Satellietfoto van Google Earth: luchtmachtlaboratorium op de top van Noord-Oskura
Afgezien van de kosten van de apparatuur, investeerde de Amerikaanse luchtmacht meer dan $ 1 miljoen in de restauratie en inrichting van de faciliteit. Op de top van de bergkam, waar een goed zicht naar alle richtingen opent en de stoffigheid in de lucht voor dit gebied minimaal is, zijn krachtige telescopen, radars, opto-elektronische apparaten en lasers geïnstalleerd. Een computergestuurd sensorsysteem verzamelt en evalueert informatie met betrekking tot het testen van laserwapens. Er zijn niet veel details over de activiteiten van deze faciliteit. Het is bekend dat hier recentelijk een telescoop met een 1 meter refractor in gebruik is genomen. De telescoop is gemonteerd op een beweegbare basis waardoor hij bewegende objecten met hoge snelheid kan volgen. Op basis van satellietbeelden is te zien dat het object na 2010 zijn huidige ingevulde vorm heeft gekregen. Volgens gegevens die in Amerikaanse bronnen zijn gepubliceerd, neemt het laboratorium van North Oskura elk jaar deel aan 4-5 experimenten, waarbij raketten of radiografisch bestuurbare doelvliegtuigen worden gebruikt als doelen voor lasers.

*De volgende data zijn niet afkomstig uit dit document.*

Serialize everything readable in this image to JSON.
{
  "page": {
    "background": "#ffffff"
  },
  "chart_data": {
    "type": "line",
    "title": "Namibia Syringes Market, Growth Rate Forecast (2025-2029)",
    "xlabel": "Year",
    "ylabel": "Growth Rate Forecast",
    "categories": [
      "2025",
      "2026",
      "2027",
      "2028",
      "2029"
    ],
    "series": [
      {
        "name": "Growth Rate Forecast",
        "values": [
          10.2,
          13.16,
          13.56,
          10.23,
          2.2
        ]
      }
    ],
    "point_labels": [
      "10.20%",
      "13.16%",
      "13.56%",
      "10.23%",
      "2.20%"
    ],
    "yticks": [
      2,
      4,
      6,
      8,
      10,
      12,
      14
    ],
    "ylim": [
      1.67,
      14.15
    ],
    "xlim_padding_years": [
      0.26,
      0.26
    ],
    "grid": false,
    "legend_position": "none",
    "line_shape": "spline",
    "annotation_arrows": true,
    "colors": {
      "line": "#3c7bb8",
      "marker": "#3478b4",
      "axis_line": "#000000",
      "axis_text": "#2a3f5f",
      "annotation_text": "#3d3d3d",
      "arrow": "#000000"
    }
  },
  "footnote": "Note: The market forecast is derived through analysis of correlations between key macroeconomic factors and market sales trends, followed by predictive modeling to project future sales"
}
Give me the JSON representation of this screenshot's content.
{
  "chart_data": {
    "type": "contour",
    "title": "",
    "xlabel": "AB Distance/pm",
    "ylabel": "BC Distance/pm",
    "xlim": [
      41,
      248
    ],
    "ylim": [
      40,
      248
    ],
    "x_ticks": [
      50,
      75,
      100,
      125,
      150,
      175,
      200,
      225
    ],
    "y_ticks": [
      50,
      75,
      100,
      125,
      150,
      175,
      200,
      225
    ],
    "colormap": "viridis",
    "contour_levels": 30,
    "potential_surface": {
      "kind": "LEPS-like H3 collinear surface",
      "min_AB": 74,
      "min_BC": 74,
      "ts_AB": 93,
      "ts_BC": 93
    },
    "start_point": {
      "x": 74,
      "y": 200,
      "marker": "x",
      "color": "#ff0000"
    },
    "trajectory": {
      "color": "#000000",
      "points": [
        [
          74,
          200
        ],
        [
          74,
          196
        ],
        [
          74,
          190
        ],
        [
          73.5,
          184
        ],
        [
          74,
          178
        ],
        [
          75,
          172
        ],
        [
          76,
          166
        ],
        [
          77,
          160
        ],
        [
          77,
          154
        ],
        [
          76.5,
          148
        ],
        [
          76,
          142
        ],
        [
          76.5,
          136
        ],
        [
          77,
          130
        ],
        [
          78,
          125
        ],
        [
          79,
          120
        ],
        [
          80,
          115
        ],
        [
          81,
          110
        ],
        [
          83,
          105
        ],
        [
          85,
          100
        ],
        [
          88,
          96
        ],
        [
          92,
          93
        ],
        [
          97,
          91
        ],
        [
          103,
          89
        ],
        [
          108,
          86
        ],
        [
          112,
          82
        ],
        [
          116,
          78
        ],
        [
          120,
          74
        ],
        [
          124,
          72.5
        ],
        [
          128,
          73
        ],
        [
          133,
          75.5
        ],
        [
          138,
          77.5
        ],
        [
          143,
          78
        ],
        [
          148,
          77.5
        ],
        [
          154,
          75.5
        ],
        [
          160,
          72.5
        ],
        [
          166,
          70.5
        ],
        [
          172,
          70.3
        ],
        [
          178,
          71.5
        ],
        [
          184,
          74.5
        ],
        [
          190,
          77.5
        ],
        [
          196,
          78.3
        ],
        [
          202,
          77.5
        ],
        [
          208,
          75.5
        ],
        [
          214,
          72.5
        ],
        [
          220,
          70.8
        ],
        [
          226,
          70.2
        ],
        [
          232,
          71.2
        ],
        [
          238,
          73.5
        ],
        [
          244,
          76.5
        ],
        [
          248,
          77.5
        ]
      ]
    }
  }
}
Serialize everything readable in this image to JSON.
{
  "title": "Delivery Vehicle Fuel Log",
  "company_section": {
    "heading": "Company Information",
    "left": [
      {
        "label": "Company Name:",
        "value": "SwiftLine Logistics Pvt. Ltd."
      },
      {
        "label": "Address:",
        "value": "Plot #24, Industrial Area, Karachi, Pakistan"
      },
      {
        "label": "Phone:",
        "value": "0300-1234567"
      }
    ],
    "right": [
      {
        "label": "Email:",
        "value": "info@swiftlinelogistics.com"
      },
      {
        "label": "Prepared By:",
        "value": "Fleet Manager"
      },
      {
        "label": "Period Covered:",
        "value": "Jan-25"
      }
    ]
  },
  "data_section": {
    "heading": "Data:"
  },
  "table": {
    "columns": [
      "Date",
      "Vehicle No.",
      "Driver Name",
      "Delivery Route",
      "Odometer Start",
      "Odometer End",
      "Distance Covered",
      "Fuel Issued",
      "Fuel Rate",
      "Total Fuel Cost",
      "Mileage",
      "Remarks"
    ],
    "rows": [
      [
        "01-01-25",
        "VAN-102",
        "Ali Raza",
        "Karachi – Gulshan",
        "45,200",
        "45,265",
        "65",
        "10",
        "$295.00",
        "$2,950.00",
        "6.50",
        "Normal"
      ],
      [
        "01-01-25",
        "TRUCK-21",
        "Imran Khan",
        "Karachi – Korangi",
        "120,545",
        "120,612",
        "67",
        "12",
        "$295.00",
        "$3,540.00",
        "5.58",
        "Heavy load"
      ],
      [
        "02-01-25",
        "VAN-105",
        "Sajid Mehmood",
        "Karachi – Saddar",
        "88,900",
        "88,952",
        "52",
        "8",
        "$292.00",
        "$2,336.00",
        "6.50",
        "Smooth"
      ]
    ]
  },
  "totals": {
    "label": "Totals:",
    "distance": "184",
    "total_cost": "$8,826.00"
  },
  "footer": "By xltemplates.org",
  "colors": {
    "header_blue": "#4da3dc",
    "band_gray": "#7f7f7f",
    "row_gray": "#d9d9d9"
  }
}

Het controlecentrum van het ruimtevaartuig bevindt zich op de testlocatie White Sands in de buurt van de stad La Cruzes, aan de voet van de berg San Andres. Aanvankelijk was het een data-ontvangst- en doorgiftepunt, dat in de loop van de tijd is uitgegroeid tot een volwaardig controlecentrum.
Het door NASA gehuurde onbewoonde gebied was oorspronkelijk bedoeld voor het testen van straalmotoren. In 1963, niet ver van de White Sands Test Facility met meerdere testbanken en gesloten versterkte bunkers, waar nog onderzoek wordt gedaan in het kader van de veiligheid van ruimtevluchten, een complex voor het ontvangen, verwerken van gegevens en besturen van ruimtevaartuigen, bekend als het White Sands Complex, werd gebouwd. Deze plek is vanwege zijn geografische ligging en weersomstandigheden zeer geschikt voor het plaatsen van observatiestations met grote paraboolantennes. Naast militaire satellieten bedienen en onderhouden ze van hieruit de communicatie met het ISS en de rond de Hubble draaiende telescoop.
Een deel van het raketbereik staat open voor burgers. In het deel dat toegankelijk is voor excursiegroepen, bevindt zich het White Sands Rocket Range Park-Museum, dat meer dan 60 monsters bevat van raketten, vliegtuigen en artilleriesystemen die ooit in het testproces werden gebruikt.
In het museum kun je kennis maken met het Amerikaanse nucleaire programma, informatie krijgen over de eerste vluchten in de ruimte en de ontwikkeling van verschillende soorten raketten. Een aantal exemplaren is uniek, bewaard in één exemplaar. Tegelijkertijd is er een constante aanvulling van de collectie van het parkmuseum ten koste van raketten, kanonnen en vliegtuigen die uit dienst worden genomen of experimentele prototypes, waarvan het testen op de testlocatie is voltooid. Het grootste deel van de tentoonstelling is in de open lucht, geholpen door het droge klimaat van New Mexico.